PVP is soluble in water and other polar solvents. In water it has the useful property of Newtonian viscosity. When dry it is a light flaky powder, which readily absorbs up to 18% of its weight in atmospheric water. In solution, it has excellent wetting properties and readily forms films. This makes it good as a coating or an additive to coatings.
The uses to which PVP has been put are very wide.
It is used as a binder in many pharmaceutical tablets; being completely inert to humans, it simply passes through.

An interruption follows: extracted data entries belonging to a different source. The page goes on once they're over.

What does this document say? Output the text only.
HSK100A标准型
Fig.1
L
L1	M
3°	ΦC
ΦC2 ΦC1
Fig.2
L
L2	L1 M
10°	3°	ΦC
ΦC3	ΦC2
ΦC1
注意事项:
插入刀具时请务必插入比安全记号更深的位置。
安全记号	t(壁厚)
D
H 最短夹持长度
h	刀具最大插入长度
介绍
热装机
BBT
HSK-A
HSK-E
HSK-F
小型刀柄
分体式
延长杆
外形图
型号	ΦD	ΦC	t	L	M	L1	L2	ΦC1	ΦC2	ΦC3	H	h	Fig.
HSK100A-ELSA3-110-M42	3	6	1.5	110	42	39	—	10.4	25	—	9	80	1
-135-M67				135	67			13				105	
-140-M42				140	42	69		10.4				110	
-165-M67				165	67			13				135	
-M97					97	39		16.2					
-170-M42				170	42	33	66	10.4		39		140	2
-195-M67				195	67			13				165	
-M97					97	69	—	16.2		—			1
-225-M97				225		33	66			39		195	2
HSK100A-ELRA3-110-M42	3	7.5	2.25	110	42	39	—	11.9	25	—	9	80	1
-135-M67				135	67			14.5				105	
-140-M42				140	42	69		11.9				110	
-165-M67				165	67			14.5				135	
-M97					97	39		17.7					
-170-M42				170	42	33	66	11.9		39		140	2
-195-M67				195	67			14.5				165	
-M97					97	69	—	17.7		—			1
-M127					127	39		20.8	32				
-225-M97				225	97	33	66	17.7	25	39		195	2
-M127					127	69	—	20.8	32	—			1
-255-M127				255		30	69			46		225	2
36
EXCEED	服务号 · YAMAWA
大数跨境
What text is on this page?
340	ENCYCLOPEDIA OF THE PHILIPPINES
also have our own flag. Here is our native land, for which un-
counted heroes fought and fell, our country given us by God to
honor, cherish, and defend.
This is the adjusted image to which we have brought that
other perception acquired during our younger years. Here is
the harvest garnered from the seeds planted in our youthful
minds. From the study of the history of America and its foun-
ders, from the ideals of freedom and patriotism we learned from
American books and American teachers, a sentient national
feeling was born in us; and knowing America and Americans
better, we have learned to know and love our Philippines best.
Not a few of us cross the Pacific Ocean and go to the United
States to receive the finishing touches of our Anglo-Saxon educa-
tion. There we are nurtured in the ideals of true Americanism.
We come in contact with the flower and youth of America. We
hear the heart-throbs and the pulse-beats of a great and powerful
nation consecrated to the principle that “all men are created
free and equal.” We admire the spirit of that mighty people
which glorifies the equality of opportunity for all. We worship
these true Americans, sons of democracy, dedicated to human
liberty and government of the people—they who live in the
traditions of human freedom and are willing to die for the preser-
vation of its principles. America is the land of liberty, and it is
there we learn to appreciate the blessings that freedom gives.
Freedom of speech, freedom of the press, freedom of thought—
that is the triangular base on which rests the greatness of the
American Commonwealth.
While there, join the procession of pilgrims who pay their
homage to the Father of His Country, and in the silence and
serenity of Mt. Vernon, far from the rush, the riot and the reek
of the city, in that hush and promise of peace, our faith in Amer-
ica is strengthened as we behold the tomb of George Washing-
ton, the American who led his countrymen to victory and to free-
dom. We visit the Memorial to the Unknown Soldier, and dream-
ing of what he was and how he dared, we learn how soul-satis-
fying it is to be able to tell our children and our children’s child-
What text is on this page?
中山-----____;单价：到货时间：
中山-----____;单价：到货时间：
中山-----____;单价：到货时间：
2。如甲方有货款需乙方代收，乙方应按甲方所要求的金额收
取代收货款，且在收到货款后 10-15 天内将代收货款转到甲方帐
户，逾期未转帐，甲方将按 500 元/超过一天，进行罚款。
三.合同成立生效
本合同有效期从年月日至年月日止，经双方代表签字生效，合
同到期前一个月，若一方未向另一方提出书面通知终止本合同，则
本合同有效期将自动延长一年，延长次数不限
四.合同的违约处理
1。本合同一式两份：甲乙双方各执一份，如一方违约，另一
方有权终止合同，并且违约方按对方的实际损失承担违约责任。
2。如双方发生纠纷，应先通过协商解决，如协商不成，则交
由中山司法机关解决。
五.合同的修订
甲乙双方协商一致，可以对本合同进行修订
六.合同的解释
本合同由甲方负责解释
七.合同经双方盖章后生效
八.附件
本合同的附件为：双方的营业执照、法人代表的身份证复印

PVP binds to polar molecules exceptionally well, owing to its polarity. This has led to its application in coatings for photo-quality ink-jet papers and transparencies, as well as in inks for ink jet printers.
A very similar polymer - polyvinyl polypyrrolidone (PVPP) - is used to bind impurities to remove them from solutions. Basically, PVPP is a more highly cross-linked version of PVP, which makes it insoluble in water. This means that it can be used to extract impurities by filtration. This polymer is used to filter bitter compounds from drinks and can even be taken as a tablet to absorb compounds causing diarrhoea.
PVP is also used in personal care products, such as shampoos and toothpastes, in paints, and adhesives that you have to moisten, such as old-style postage stamps and envelopes. It has also been used in contact lens solutions and in steel-quenching solutions.